Сам Феофан со свойственной ему зловещей выразительностью рассказывал: "В недавне прошедшее время в прилунившейся нам некогда беседе дружеской, когда были рассуждения о Христовой церкви, между многими Священного Писания словесами, к делу тому приведенными, произносилось нечто и от книги Соломоновой, глаголемой Песнь песней. Некто из слышавших (г. Василий Никитич Татищев…), по внешнему виду, казалось, человек не грубый, поворотя лицо свое в сторону, ругательно усмехнулся, а когда и далее еще, поникнув очи в землю с молчанием и перстами в стол долбя, притворный вид на себя показывал; вопросили мы его с почтением: что ему на мысль пришло? И тотчас от него нечаянный ответ получили: "Давно, — рече, — удивлялся я, чем понужденные не токмо простые невежи, но и сильно ученые мужи возмечтали, что Песнь песней есть книга Священного Писания и слова Божия? А по всему видно, что Соломон разжигался похотью к невесте своей, царевне египетской, сие писал, как то у прочих, любовью зжимых, обычай есть; понеже любовь есть страсть многоречивая и молчания не терпящая: чего ради во всяком народе ни о чем ином так многие песни не слышатся, как о плотских любезностях". Сим ответом так пораженное содрогнулось в нас сердце, что мы не могли придумать, что сказать. А понеже он повторял то свое злоречие, мы ему с кротостью предложили, что надеемся так доказательно честь и силу книги сия, яко сущего слова Божия, объяснить, что он, если совести своей не воспротивится, о нынешнем смехе своем вос-плачется. Он, то слышав, с прилежанием просил нас, дабы мы обещанного дела исполнить не забыли. Знать, то нимало не надеялся, чтоб мы нечто важное и сильное о сем произнести могли".

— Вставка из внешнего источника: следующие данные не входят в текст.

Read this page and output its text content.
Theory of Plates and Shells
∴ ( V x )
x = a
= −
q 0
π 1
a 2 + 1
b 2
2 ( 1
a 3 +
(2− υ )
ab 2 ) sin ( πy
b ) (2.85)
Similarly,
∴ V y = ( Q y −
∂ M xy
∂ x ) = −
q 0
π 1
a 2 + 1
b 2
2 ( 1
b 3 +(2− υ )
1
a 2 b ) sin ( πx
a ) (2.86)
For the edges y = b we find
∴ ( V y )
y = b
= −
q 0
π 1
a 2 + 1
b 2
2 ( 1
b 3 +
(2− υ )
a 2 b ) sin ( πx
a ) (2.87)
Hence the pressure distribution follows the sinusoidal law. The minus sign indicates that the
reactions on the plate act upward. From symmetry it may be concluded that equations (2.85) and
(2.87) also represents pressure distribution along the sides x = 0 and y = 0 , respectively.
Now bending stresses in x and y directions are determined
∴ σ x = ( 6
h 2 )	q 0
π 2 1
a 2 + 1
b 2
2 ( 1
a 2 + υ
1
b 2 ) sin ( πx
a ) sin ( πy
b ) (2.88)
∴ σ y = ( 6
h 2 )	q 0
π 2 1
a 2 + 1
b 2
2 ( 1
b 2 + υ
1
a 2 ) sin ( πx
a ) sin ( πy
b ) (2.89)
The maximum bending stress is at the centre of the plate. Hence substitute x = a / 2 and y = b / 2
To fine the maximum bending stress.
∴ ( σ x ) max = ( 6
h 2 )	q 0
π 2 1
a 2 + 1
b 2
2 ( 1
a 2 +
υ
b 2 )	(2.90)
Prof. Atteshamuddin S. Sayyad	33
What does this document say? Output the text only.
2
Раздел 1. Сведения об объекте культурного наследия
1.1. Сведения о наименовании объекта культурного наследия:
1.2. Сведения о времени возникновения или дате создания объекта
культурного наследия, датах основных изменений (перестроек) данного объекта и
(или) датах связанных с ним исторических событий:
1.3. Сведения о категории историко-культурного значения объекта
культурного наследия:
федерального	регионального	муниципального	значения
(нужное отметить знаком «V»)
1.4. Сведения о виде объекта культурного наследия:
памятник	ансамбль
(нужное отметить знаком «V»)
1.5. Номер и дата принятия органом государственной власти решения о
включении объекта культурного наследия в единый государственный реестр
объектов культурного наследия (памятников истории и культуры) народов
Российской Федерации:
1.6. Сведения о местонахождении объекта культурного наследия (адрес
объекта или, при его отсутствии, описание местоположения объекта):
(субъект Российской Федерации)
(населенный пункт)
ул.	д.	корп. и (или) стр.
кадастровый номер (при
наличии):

Злое раздражение этого текста, слегка прикрытое иезуитским смирением, выдает истинный характер отношений между двумя умными, сильными, широко и глубоко образованными людьми. Правда, и образование их складывалось по-разному.
Татищев, могучий самоучка, образовывался органично и творчески, изучая то, что требовала от него жизнь в каждый отдельный момент. Механик и математик, он стремился к системе, но система его интеллектуального существования была подвижной, ориентированной на динамику жизненного процесса, прагматически учитывающей меняющиеся жизненные потребности государства, страны, человека.
Феофан, прилежный и цепкий ученик церковного — не религиозного! — духостроительства, создавал жесткую универсальную систему, основанную на изощренной квазилогике, систему-регламент, катехизис деспотизма.
В канун событий 1730 года Татищев оттачивал свои идеи — исторические, философские — не только в беседах с Феофаном Прокоповичем, но и с князем Дмитрием Михайловичем Голицыным.
Если для Феофана верховным законом была самодостаточная воля монарха, то для Татищева превыше всего — закон.
Уже в тридцатые годы, в разгул беззакония, он настаивает в центральном своем публицистическом сочинении "Разговор о пользе наук и училищ" на целительности разумных законов.
По Феофану, народ обязан повиноваться беспрекословно, не рассуждая, что законно, а что незаконно. По Татищеву, народ должен знать законы, а законы должны быть понятны народу. Законы должны быть разумно милосердны — "неумеренные казни разрушают тем закон". Законы должны приниматься гласно.
Феофан в "Правде воли монаршей" декларирует право царя по своему разумению менять нравы и обычаи народа, любые традиционные установления. Татищев же стоит на позиции противоположной. При издании новых законов надо с уважением относиться к традиции. Резкие и недостаточно обоснованные изменения чреваты катастрофами. "Применением древних обычаев иногда немалый вред наносится, как то прикладов древних и новых видим. Например, до царства Борисова в России крестьянство было вольное, но он слуг, холопей и крестьян сделал крепостными". Это неразумное и слишком резкое изменение государственного обычая вызвало крестьянские войны, едва не разрушившие государство, и спровоцировало беды Смутного времени.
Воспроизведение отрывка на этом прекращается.